Mü’minin gözünde halk bir tek şahıs gibidir. Bu
şahıs ise hasta, âciz, fakir, kendine zerre kadar bir fayda çelbedemeyen, bir
zararı defedemeyen, kendine ters davranana buğzeden, kendine uyandan hoşlanan
biridir. Mü’min ise buğzunda da, muhabbetinde de Rabbine (CC) muvâfakat eder.
Halkı, kendisine bir şeyler verdikleri için sevmediği gibi, bir şey
vermediklerinde de onlara buğzetmez. Muhabbetini de, buğzunu da hevâ ve hevesi
uğruna yapmaz. O sonsuza kadar nefsinden ayrılmıştır; ona ancak Rabbine (CC) itâati
durumunda muvâfakat gösterir. Dünyâ onun kalbinden uzaklaşmıştır. O, Rabbinin
(CC) dînini yerine getirmekten, onu gözetmekten ve ona yardım etmekten aslâ
geri durmaz.
Yazık sana! Zâhid olan kalptir, ceset
değil. Ey zâhiri ile zâhidlik taslayan! Zühdün merduttur (reddedilmiştir).

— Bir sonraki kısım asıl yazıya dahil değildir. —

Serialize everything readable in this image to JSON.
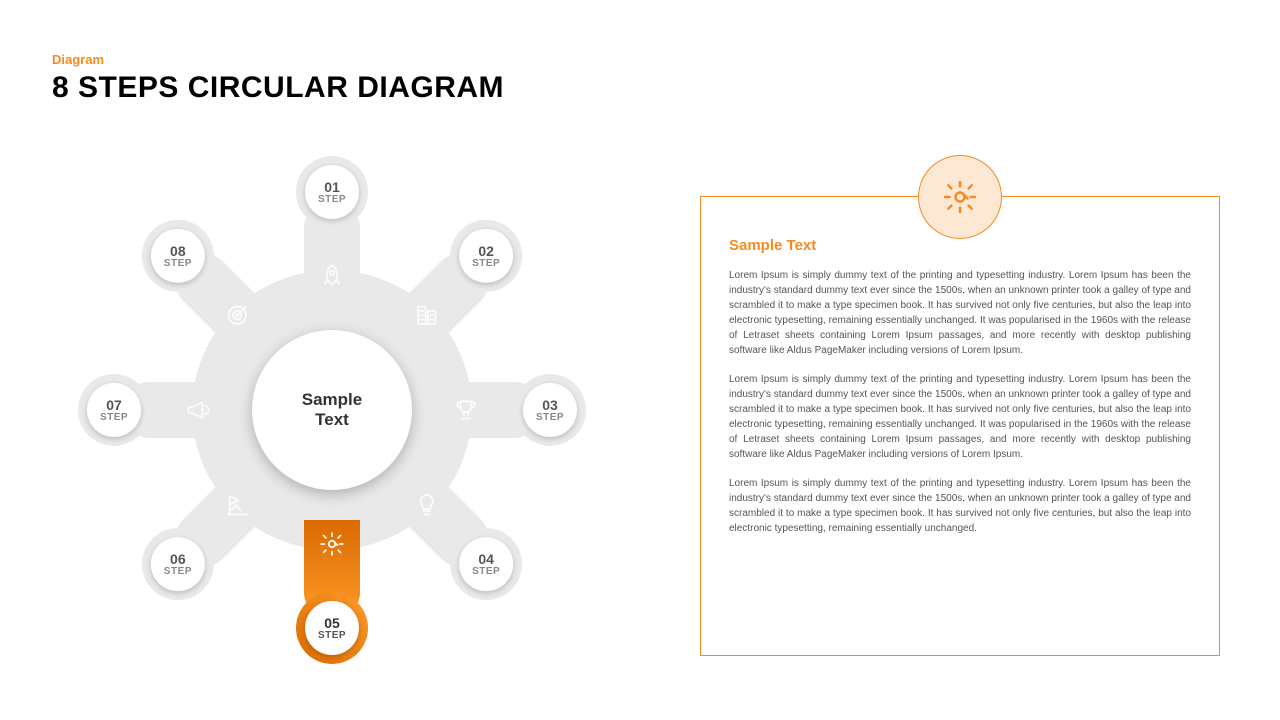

Çünkü sen sarığını, gömleğini sakladın, altınını yerin altına gizledin ve
derviş elbisesi giydin; bütün pislikleri topladın… Eğer tevbe etmezsen Allah (CC)
senin derini yüzsün, boynunu vursun. Bir dükkân açtın, orada nifak satıyorsun!
Eğer O’ndan (CC) önce kendin o dükkânı yıkmazsan, Allah (CC) o dükkânı başına
yıksın da altında seni helâk etsin. Tevbe et ve zünnârı (küfür alâmeti kuşağı)
kes.
Vah sana! Mü’minin zühdü
kalbindedir. Rabbine (CC) olan kurbiyeti sırrındadır. Dünyâ ve âhiret ise onun
kapısında ve kasasındadır, kalbinde değil! Onun kalbi Mevlâ’sından (CC) başka
her şeyden boştur. Rabbinden (CC) başkası onun kalbine nasıl girsin ki, orayı
tamâmen O (CC), O’nun (CC) zikri ve O’nun (CC) kurbiyeti doldurmuştur. Kalbi,
Mevlâ’sının (CC) rızâsı uğruna her şeye vedâ etmiştir, o kırıktır. Hoş Rabbi (CC)
dâimâ onun yanındadır ya! Zîrâ O (CC) şöyle buyurmuştur: “Ben kalpleri benim
için kırılmış olanların yanındayım.”
Onların nefisleri dünyâyı terketmek sûretiyle ve kalpleri de Mevlâ’larının (CC)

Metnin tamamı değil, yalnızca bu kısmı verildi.